As the Court of Claims held in Somali Development Bank v. United States, 205 Ct.Cl. 741, 749-50, 508 F.2d 817, 821 (1974):
The decision of the Supreme Court in United States v. Neustadt, 366 U.S. 696, 81 S.Ct. 1294, 6 L.Ed.2d 614 (1961), removes any doubt that claims based on negligent misrepresentation, wrongful inducement, or the careless performance of a duty allegedly owed, are claims sounding in tort. In that case, the Court held that the United States was not liable to the purchaser of a home who relied on an inaccurate appraisal by the Federal Housing Administration and who was thereby induced to pay a purchase price in excess of the fair market value of the house.

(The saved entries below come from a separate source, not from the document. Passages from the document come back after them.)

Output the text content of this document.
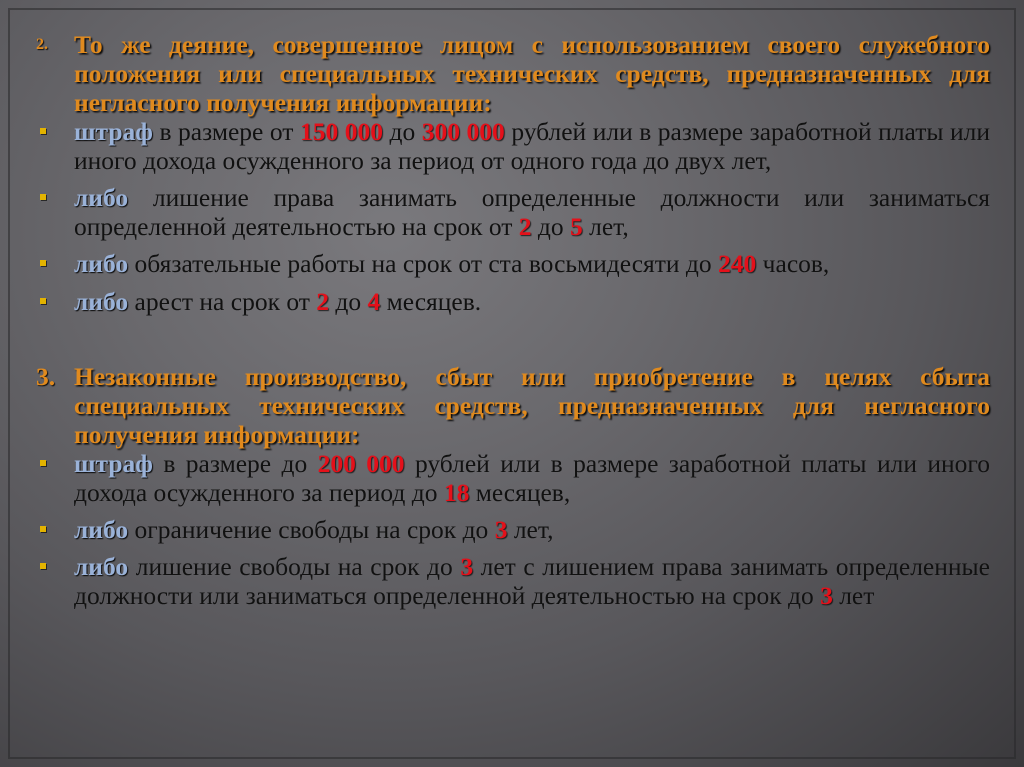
2. То же деяние, совершенное лицом с использованием своего служебного положения или специальных технических средств, предназначенных для негласного получения информации:
штраф в размере от 150 000 до 300 000 рублей или в размере заработной платы или иного дохода осужденного за период от одного года до двух лет,
либо лишение права занимать определенные должности или заниматься определенной деятельностью на срок от 2 до 5 лет,
либо обязательные работы на срок от ста восьмидесяти до 240 часов,
либо арест на срок от 2 до 4 месяцев.
3. Незаконные производство, сбыт или приобретение в целях сбыта специальных технических средств, предназначенных для негласного получения информации:
штраф в размере до 200 000 рублей или в размере заработной платы или иного дохода осужденного за период до 18 месяцев,
либо ограничение свободы на срок до 3 лет,
либо лишение свободы на срок до 3 лет с лишением права занимать определенные должности или заниматься определенной деятельностью на срок до 3 лет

In speaking of the acts of the Government, which were quite similar to those complained of by plaintiffs in this case, the Supreme Court there stated:
To say, as the Fourth Circuit did, that a claim arises out of “negligence,” rather than “misrepresentation” when the loss suffered by the injured party is caused by the breach of a “specific duty” owed by the Government to him, i.e., the duty to use due care in obtaining and communicating information upon which that party may reasonably be expected to rely in the conduct of his economic affairs, is only to state the traditional and commonly understood legal definition of the tort of “negligent misrepresentation,” as is clearly, if not conclusively, shown by the authorities set forth in margin, * *. [366 U.S. at 706, 81 S.Ct. at 1300]
Accordingly, this Court lacks jurisdiction to entertain any claim by Mr. DeRoo based on a tort theory of recovery.

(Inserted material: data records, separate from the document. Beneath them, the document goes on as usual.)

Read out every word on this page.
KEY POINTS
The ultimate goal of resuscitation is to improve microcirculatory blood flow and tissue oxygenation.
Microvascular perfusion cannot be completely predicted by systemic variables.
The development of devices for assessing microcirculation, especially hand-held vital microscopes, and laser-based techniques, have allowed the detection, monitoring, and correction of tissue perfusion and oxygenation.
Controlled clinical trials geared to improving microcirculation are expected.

It should be noted, however, that the Claims Court has interpreted the Tucker Act to “allow jurisdiction over claims which, although perhaps somewhat ‘tortious’ in nature, are essentially based upon the breach of a contractual obligation.” H.H.O. Inc. v. United States, 7 Cl.Ct. at 706. See also Chain Belt Co. v. United States, 127 Ct.Cl. 38, 54, 115 F.Supp. 701, 711-12 (1953). However, in order for an action to be maintained in this Court under that theory, there must be a showing by the plaintiff that a contractual obligation existed. No such showing has been made in this case.

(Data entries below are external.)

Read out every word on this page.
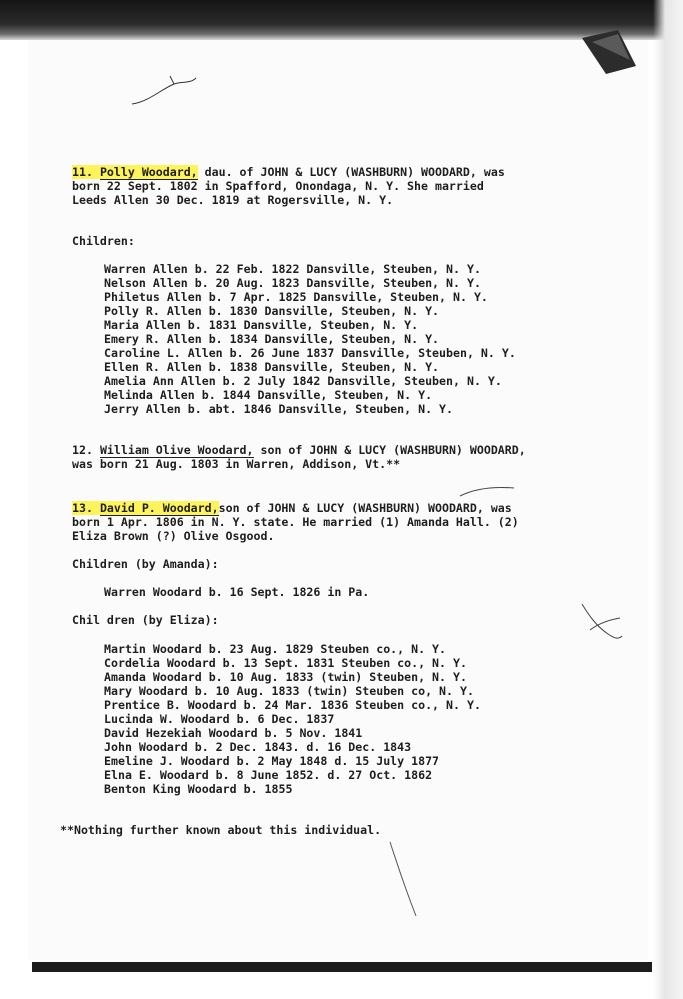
11. Polly Woodard, dau. of JOHN & LUCY (WASHBURN) WOODARD, was
born 22 Sept. 1802 in Spafford, Onondaga, N. Y. She married
Leeds Allen 30 Dec. 1819 at Rogersville, N. Y.
Children:
Warren Allen b. 22 Feb. 1822 Dansville, Steuben, N. Y.
Nelson Allen b. 20 Aug. 1823 Dansville, Steuben, N. Y.
Philetus Allen b. 7 Apr. 1825 Dansville, Steuben, N. Y.
Polly R. Allen b. 1830 Dansville, Steuben, N. Y.
Maria Allen b. 1831 Dansville, Steuben, N. Y.
Emery R. Allen b. 1834 Dansville, Steuben, N. Y.
Caroline L. Allen b. 26 June 1837 Dansville, Steuben, N. Y.
Ellen R. Allen b. 1838 Dansville, Steuben, N. Y.
Amelia Ann Allen b. 2 July 1842 Dansville, Steuben, N. Y.
Melinda Allen b. 1844 Dansville, Steuben, N. Y.
Jerry Allen b. abt. 1846 Dansville, Steuben, N. Y.
12. William Olive Woodard, son of JOHN & LUCY (WASHBURN) WOODARD,
was born 21 Aug. 1803 in Warren, Addison, Vt.**
13. David P. Woodard,son of JOHN & LUCY (WASHBURN) WOODARD, was
born 1 Apr. 1806 in N. Y. state. He married (1) Amanda Hall. (2)
Eliza Brown (?) Olive Osgood.
Children (by Amanda):
Warren Woodard b. 16 Sept. 1826 in Pa.
Chil dren (by Eliza):
Martin Woodard b. 23 Aug. 1829 Steuben co., N. Y.
Cordelia Woodard b. 13 Sept. 1831 Steuben co., N. Y.
Amanda Woodard b. 10 Aug. 1833 (twin) Steuben, N. Y.
Mary Woodard b. 10 Aug. 1833 (twin) Steuben co, N. Y.
Prentice B. Woodard b. 24 Mar. 1836 Steuben co., N. Y.
Lucinda W. Woodard b. 6 Dec. 1837
David Hezekiah Woodard b. 5 Nov. 1841
John Woodard b. 2 Dec. 1843. d. 16 Dec. 1843
Emeline J. Woodard b. 2 May 1848 d. 15 July 1877
Elna E. Woodard b. 8 June 1852. d. 27 Oct. 1862
Benton King Woodard b. 1855
**Nothing further known about this individual.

A motion for summary judgment under Rule 56 of the Rules of the United States Claims Court shall be granted where it appears from the pleadings that there is no genuine issue as to any material fact and that such facts entitle the moving party to a judgment as a matter of law. RUSCC 56(c); Cooper v. Ford Motor Co., 748 F.2d *363677, 679 (Fed.Cir.1984). Summary judgment may not be granted where there are disputed material factual issues which can only be resolved by trial on the merits. Yuba Goldfields, Inc. v. United States, 723 F.2d 884 (Fed.Cir.1983); Niagara Mohawk Power Corp. v. United States, 207 Ct.Cl. 576, 583, 525 F.2d 1380, 1385 (1975). The party seeking summary judgment has the burden of showing that there is no genuine issue of material fact. All inferences must be viewed in the light most favorable to the party opposing the motion. Adickes v. Kress & Co., 398 U.S. 144, 158-59, 90 S.Ct. 1598, 1608-09, 26 L.Ed.2d 142 (1970).
Conclusion
Because the record indicates that there are no genuine issues as to any material fact and because the facts, as viewed in a light most favorable to plaintiff, entitle the defendant to judgment as a matter of law, defendant’s motion for summary judgment is granted and the Clerk of the Court is directed to dismiss the complaint. No costs.